While Kinnikuman whines about not being interviewed on the Choujin Hour with the rest of the Idol Choujins, Chairman Harabote arrives with a letter of challenge from Shishkeba Boo. Kinnikuman heads to Mount Fuji and the fight begins. Meanwhile, Black Emperor sends out his Black Corps (ブラック軍団,, Burakku Gundan) to attack the Idol Choujins.

As Kinnikuman's fight continues, Great Ukon arrives with his minions to help Shishkeba Boo. However, Shishkeba Boo is outraged by this cowardly tactic and fights off the minions while Kinnikuman defeats Great Ukon with a Kinniku Buster. Black Emperor then arrives and challenges Kinnikuman. When Kinnikuman refuses, he places Bibinba and her father on a large boulder and surrounds them with a lake of fire. Kinnikuman tries to walk through the flames, but only gets halfway through before almost passing out. Suddenly, Terryman and Warsman arrive and pull him out while Robin Mask and Rikishiman save Bibinba and her father. With the Idol Choujins all there, the real fights begin.

Kinnikuman is supposed to fight the Black Satan corps but is easily dominated by them. Black Emperor believes he has won and begins to leave. Suddenly, Buffaloman arrives and volunteers to take on the Black Satans while Kinnikuman fights Black Emperor.
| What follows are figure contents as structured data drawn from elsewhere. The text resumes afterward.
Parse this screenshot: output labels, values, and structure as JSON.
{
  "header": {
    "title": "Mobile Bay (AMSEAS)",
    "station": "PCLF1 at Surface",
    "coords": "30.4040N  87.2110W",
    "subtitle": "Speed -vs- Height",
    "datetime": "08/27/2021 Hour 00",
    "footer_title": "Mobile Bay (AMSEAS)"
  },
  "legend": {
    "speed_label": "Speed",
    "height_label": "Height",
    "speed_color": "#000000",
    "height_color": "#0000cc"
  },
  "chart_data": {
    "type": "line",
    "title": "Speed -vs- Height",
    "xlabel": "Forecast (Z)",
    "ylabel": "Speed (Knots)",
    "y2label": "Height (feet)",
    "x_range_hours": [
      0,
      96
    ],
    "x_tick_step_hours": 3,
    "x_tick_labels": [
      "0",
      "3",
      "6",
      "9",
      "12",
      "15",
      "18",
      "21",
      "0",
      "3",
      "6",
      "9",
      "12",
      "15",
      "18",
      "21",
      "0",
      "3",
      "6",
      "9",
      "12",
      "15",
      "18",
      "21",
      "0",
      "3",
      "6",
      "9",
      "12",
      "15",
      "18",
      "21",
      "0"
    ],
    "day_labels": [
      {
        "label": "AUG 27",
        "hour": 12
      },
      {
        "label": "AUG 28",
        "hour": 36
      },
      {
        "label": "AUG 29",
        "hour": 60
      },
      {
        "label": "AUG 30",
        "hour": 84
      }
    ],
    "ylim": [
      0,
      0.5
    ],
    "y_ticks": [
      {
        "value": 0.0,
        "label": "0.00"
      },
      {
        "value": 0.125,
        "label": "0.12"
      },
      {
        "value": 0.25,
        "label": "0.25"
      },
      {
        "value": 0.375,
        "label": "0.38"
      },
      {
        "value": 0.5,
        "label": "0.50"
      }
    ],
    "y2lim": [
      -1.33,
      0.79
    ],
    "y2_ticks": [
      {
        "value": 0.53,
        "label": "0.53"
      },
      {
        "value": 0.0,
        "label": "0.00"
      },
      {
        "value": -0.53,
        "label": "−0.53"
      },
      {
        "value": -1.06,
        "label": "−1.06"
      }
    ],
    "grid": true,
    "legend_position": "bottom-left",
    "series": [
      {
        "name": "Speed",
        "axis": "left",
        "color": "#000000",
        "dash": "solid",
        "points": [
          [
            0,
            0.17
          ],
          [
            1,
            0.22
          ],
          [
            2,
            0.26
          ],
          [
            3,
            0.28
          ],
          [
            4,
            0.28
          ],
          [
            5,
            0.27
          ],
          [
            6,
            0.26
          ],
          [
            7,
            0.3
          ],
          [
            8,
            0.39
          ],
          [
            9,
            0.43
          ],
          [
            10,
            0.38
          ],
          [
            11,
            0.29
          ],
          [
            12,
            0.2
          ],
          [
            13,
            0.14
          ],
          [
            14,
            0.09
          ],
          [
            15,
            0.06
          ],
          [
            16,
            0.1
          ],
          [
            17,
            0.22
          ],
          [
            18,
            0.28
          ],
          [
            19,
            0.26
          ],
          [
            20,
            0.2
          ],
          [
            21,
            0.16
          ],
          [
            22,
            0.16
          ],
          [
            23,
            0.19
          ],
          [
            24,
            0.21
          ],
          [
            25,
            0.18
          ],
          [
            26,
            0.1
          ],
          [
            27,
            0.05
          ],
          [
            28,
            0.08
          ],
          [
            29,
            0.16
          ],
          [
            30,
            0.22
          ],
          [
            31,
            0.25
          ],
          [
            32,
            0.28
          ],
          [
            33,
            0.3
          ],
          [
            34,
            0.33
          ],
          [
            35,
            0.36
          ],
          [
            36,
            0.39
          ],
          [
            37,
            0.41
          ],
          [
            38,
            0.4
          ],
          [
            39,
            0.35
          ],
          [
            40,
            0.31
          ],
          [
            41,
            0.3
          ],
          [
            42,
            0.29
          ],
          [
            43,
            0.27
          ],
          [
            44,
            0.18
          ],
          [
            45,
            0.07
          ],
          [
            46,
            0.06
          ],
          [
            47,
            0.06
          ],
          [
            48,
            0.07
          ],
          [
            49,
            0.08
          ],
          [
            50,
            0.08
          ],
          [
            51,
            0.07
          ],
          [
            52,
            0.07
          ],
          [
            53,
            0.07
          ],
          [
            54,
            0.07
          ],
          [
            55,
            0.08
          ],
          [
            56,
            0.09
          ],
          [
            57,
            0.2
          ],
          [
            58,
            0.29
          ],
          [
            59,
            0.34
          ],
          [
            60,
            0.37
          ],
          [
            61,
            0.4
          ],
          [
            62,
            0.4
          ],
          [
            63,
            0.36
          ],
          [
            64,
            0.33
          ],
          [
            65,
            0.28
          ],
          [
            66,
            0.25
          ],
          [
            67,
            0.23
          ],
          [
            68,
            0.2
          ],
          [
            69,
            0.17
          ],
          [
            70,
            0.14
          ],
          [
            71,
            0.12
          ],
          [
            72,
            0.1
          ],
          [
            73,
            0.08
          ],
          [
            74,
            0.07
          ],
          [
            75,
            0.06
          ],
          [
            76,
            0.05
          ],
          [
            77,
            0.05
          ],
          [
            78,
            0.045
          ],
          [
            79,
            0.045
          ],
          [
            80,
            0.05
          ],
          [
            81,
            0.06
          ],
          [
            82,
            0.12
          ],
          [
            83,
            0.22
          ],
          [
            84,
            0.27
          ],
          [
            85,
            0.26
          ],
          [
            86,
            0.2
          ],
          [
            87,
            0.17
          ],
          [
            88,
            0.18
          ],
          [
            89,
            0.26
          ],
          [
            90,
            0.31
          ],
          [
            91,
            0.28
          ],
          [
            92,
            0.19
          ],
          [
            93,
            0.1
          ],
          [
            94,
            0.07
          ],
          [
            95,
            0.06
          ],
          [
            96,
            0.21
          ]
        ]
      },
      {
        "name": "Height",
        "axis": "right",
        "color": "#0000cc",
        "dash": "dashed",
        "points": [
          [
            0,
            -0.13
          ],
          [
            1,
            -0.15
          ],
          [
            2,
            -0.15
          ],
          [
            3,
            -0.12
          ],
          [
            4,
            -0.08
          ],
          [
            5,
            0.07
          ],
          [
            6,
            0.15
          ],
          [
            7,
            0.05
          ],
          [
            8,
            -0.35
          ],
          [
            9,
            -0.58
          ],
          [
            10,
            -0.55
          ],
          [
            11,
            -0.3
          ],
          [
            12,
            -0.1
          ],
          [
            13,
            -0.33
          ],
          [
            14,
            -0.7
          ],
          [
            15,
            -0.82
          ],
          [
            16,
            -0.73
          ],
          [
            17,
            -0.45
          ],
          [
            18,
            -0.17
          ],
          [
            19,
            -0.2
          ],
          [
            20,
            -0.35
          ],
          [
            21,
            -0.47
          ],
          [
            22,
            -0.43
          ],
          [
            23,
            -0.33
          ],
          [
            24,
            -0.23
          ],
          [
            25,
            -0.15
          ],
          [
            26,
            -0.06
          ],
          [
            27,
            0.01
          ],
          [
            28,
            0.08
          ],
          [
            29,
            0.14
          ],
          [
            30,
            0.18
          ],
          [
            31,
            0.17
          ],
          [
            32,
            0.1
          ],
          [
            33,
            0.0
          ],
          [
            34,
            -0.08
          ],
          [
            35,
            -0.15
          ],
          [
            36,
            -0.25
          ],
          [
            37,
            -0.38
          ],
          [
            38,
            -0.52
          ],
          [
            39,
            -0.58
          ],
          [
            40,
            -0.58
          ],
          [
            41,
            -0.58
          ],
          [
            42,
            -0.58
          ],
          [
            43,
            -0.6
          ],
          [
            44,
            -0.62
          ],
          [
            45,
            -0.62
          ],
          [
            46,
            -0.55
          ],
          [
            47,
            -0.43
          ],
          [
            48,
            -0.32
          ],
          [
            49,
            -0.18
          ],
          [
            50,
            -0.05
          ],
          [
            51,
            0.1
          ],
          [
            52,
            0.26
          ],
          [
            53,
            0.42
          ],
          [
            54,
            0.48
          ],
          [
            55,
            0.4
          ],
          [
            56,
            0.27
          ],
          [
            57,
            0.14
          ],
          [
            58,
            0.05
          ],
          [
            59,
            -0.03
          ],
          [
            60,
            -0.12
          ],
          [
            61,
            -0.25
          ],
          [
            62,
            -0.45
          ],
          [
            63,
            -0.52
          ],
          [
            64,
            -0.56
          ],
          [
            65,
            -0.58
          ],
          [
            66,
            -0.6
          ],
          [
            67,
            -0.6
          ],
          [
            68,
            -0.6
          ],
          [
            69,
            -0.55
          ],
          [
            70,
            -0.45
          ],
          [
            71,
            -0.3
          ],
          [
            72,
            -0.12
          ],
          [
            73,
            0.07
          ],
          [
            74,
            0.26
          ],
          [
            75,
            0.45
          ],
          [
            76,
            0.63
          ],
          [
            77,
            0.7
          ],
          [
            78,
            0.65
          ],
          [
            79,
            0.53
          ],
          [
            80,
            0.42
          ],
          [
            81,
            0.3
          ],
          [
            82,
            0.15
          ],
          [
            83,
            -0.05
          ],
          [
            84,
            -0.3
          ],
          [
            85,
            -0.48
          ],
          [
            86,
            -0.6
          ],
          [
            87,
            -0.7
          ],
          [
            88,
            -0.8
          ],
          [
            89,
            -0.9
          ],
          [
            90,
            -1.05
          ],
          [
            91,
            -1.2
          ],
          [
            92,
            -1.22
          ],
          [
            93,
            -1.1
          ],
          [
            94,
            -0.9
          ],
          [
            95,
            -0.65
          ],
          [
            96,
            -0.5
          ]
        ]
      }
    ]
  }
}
At first, Kinnikuman has trouble even catching Black Emperor, but as soon as he does Black Emperor begins using his Devil Fire technique. Meanwhile, the Idol Choujins all win their fights with their trademark techniques. Kinnikuman eventually defeats Black Emperor with his own version of the Devil Fire followed by his new finishing move, the Kinniku Driver.

Bibinba goes to embrace Kinnikuman, but he suggests that she go to Shishkeba Boo, who, although misguided, gave his best to fight for her honor. He then says that he already has Mari-san, at which point she suddenly pops up out of nowhere and the two are reunited.

==Songs==
- Opening Theme
- Blazing Kinnikuman (炎のキン肉マン,, Honoo no Kinnikuman) by Akira Kushida

- Closing Theme
- Kinniku Mambo (キン肉マンボ) by Akira Kamiya (Kinnikuman)

==Cast==

| Character name | Japanese voice actor |
|---|---|
| Kinnikuman | Akira Kamiya |
| Meat-kun | Minori Matsushima |
| Nakano-san | Sanji Hase |
| Kinniku Daiou Black Knight | Kazuhiko Kishino |
| Queen Kinniku | Nana Yamaguchi |
| Nachiguron | Keiko Yamamoto |
| Natsuko | Hiromi Tsuru |
| Mari-san | Chisato Nakajima |
| Bibinba | Yuriko Yamamoto |
| Shishkeba Boo | Keiichi Noda |
| Black Emperor | Hidekatsu Shibata |
| Horumon Yaki | Jōji Yanami |
| Terryman | Hideyuki Tanaka |
| Ramenman | Eiji Kanie |
| Detective Gobugari Announcer Black Rain | Kōji Totani |
| Robin Mask Black Sumo | Daisuke Gōri |
| Warsman Black Satan | Hideyuki Hori |
| Kinkotsuman Black Menrui | Issei Futamata |
| Buffaloman Iwao Black Bear | Masaharu Satō |
| Rikishiman | Masashi Hirose* |
| Yosaku-san Brocken Jr. | Tetsuo Mizutori |
| Tournament Chairman Black Buffalo | Yonehiko Kitagawa |
| Great Ukon | Kōji Yada |
| Special Appearance | Yudetamago |

- For unknown reasons, Masashi Hirose is uncredited for his appearance in this film.